団子を食べに来たと言うのもあながち間違いではないのかもしれない。暖簾を潜りながらそんなことを思った。
「かえちゃんなんだか嬉しそうね」
ニコニコと笑みを浮べて初花から言われた言葉で自分の頬が緩んでいたことに気づく。思わず恥ずかしさに口元に手を持っていく。
「いや……うん、そうかもしれない」
あの少年の過去を自分は実際には知らない。けれどもあの妖が見てきた記憶は確かなはずだ。振り払うことも逃げることもできず、傷つき痛みを伴う言葉をあの小さな体で受け止めてきたのだ、向けられる視線の冷たさと鋭さに向き合ってきたのだ。
幼子には無償の愛を。美しく暖かな言葉に、触れる手は優しさで溢れたもの。向ける眼差しは慈しみに満ちたものであるべきで、傷つかないように笑っていれるように守っていかなければならない。

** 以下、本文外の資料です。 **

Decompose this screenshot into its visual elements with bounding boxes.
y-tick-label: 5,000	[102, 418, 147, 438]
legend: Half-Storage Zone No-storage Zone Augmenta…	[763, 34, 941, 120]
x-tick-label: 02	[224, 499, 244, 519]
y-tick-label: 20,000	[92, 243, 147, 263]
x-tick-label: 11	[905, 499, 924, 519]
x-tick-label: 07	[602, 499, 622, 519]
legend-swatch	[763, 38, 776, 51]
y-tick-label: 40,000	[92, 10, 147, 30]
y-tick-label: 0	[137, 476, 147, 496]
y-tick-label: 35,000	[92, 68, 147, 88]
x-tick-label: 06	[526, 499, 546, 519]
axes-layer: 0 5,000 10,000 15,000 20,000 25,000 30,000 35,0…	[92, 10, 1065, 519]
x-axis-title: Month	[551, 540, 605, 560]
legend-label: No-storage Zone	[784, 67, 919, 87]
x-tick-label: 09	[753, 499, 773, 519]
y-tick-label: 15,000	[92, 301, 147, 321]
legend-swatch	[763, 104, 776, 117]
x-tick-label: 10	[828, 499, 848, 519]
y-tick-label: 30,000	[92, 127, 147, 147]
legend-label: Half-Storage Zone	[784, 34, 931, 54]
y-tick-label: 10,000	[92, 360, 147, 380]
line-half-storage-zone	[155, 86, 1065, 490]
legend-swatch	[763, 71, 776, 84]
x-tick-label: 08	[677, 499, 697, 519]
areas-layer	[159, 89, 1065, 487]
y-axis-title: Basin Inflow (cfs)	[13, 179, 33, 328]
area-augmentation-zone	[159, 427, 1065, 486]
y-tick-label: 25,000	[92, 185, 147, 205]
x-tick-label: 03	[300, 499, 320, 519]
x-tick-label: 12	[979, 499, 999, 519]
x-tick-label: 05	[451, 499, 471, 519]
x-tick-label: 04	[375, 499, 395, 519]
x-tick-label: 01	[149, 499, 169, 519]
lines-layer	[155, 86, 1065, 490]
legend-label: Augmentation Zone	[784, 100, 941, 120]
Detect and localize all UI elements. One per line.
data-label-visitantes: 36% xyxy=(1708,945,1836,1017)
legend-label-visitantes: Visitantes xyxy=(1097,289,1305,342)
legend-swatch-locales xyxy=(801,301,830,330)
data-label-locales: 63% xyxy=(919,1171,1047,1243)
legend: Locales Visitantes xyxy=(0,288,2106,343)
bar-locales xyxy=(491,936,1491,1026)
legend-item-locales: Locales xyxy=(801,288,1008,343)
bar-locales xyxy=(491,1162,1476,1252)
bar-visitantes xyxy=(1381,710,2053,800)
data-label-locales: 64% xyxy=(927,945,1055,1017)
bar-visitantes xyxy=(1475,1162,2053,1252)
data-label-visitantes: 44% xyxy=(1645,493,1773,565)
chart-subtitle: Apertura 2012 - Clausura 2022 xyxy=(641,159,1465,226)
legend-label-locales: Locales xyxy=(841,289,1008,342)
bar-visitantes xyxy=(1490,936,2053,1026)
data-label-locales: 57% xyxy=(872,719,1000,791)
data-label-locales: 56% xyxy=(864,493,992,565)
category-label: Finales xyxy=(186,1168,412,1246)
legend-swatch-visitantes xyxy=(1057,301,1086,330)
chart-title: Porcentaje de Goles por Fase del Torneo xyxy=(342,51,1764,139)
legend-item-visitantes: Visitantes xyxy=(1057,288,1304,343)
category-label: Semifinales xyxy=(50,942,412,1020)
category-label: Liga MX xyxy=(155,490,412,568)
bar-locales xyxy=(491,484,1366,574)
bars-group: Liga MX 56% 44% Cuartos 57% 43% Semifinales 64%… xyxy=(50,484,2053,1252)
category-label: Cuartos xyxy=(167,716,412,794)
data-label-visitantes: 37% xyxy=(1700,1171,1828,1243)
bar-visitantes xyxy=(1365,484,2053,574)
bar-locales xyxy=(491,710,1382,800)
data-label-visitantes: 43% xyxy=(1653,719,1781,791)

なんてそんなの子が抱いた勝手なエゴで、周りが作り出した幻想でしかない。
大人が己の子供だろうが他人にそんな愛を向ける余裕はない。そんな義務もなかった。弱いから大切にしてもらえる。家族だから傷つくことなんてしない。
そんなの勝手な思い込みだともうわかっている。
けれどもわかっていてもそんな幻想を願わずにはいられないのだ。
「どんな些細な理由でも、一日の中のほんの僅かな時間でも、笑える瞬間があればと。それが此処で得られるなら光栄なことだと思えて」
「そうね」
ゆっくりと頷いてくれた初花に笑みを返す。けれど周りで女性客たちから悲鳴のような歓声が上がったのにどちらともなくそれが苦笑へと変わる。時々忘れそうになるがここでは女性受けがいい顔立ちだった。
こちらを見つめる女性たちに頭を下げ、いつも団子を焼く場所へと戻る。
胸の奥の方が自分ではどうしようもないくらい締め付けられる。それに呼応するように心臓が強く鼓動する。嬉しくてたまらないのだなと、他人事のように思う。けども、それはなんとなく自分だけの気持ちでないような、そんな気がした。